Mozilla is being especially hypocritical with the integration of these features. During their previous projects (e.g. Australis) Mozilla pushed a lot of previously-integrated features into extensions. This caused problems for a LOT of people, but I reluctantly supported it because a minimal core with most features as plugins is generally a good design. For them to turn around an integrate a plugin that baits people into using spyware is outrageous - and somewhat suspicious.
That button needs to be removed because it's an attractive nuisance[2].
>This caused problems for a LOT of people, but I reluctantly supported it because a minimal core with most features as plugins is generally a good design. For them to turn around an integrate a plugin that baits people into using spyware is outrageous - and somewhat suspicious.
Bah. It's basically a lightweight extension, and will soon get packaged as one. It's not integrated into the core, which means the main anti-bloat principles are still upheld.
And it's not like it hides the process of making an account. If you want to sync things, you need a server. Not suspicious.
Sync was useful in it's original form that was encrypted entirely client-side. With the recent(-ish) changes, Sync should be considered spyware (or at least having the potential to be hijacked into spyware).
But does making this stuff uninstallable and difficult to disable really make them that much additional money? Seems like a poorly negotiated deal if that was really part of it.

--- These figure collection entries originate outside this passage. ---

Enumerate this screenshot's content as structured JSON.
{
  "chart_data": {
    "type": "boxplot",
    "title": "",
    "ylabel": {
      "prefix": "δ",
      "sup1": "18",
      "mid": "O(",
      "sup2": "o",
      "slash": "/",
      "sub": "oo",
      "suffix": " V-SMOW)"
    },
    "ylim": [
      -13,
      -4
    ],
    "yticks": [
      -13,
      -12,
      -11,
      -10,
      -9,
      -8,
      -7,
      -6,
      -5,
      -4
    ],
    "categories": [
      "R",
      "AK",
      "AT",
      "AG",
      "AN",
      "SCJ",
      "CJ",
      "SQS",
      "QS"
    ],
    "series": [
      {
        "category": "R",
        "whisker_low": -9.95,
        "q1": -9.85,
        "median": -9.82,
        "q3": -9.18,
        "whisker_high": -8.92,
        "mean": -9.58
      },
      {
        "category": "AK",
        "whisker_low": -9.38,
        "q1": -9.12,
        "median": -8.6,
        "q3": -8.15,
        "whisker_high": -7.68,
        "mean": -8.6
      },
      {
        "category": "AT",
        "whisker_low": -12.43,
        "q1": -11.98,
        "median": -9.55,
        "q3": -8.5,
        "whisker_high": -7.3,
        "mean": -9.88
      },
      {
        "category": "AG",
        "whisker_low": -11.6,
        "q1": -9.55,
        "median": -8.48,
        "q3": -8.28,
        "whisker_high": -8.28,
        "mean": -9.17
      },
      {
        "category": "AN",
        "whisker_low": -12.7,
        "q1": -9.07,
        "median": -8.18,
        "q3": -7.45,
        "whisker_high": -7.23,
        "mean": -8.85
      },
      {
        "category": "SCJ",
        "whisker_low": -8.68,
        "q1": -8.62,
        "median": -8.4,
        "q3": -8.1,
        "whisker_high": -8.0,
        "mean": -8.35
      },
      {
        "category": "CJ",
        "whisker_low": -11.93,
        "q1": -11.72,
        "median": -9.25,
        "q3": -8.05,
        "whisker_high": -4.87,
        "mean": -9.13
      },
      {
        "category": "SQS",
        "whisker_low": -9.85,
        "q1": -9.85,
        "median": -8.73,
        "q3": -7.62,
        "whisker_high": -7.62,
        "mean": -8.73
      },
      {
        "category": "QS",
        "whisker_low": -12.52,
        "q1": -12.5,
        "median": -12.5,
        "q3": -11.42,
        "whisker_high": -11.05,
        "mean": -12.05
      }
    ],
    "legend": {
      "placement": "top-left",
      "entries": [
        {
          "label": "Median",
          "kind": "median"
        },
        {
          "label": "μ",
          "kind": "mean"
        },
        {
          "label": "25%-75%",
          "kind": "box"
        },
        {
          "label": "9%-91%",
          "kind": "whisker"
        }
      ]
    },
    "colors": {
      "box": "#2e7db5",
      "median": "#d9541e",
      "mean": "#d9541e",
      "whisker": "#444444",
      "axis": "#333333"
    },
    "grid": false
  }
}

That's like saying that bookmarks are disabled by default because the bookmark code does nothing until you interact with the browser, eg click the star or type in the "awesomebar".
If it's in the default UI it's not disabled, disabled means you have to take steps outside the expected workflow to enable it.
Dramatisation follows ...
"Oh, this rock I put in the middle of the floor, don't worry it's disabled; if you don't kick it or fall on it then it can't hurt you. Sure, putting it there makes you likely to trip on it; requires you to move it if you don't want to.
What's that? The company name on the side, oh that's just the company that asked us to put the rock here. Yeah, we're totally honouring our roots and keeping with minimalism aren't we!
No, no, it's not an advert - many of our users like having this rock here.
Next week we're going to scatter marbles on the floor, each one says 'drink more Koke', aren't we just being awesome.
Ha, do you remember when you had to choose for yourself which junk to clutter your office up with."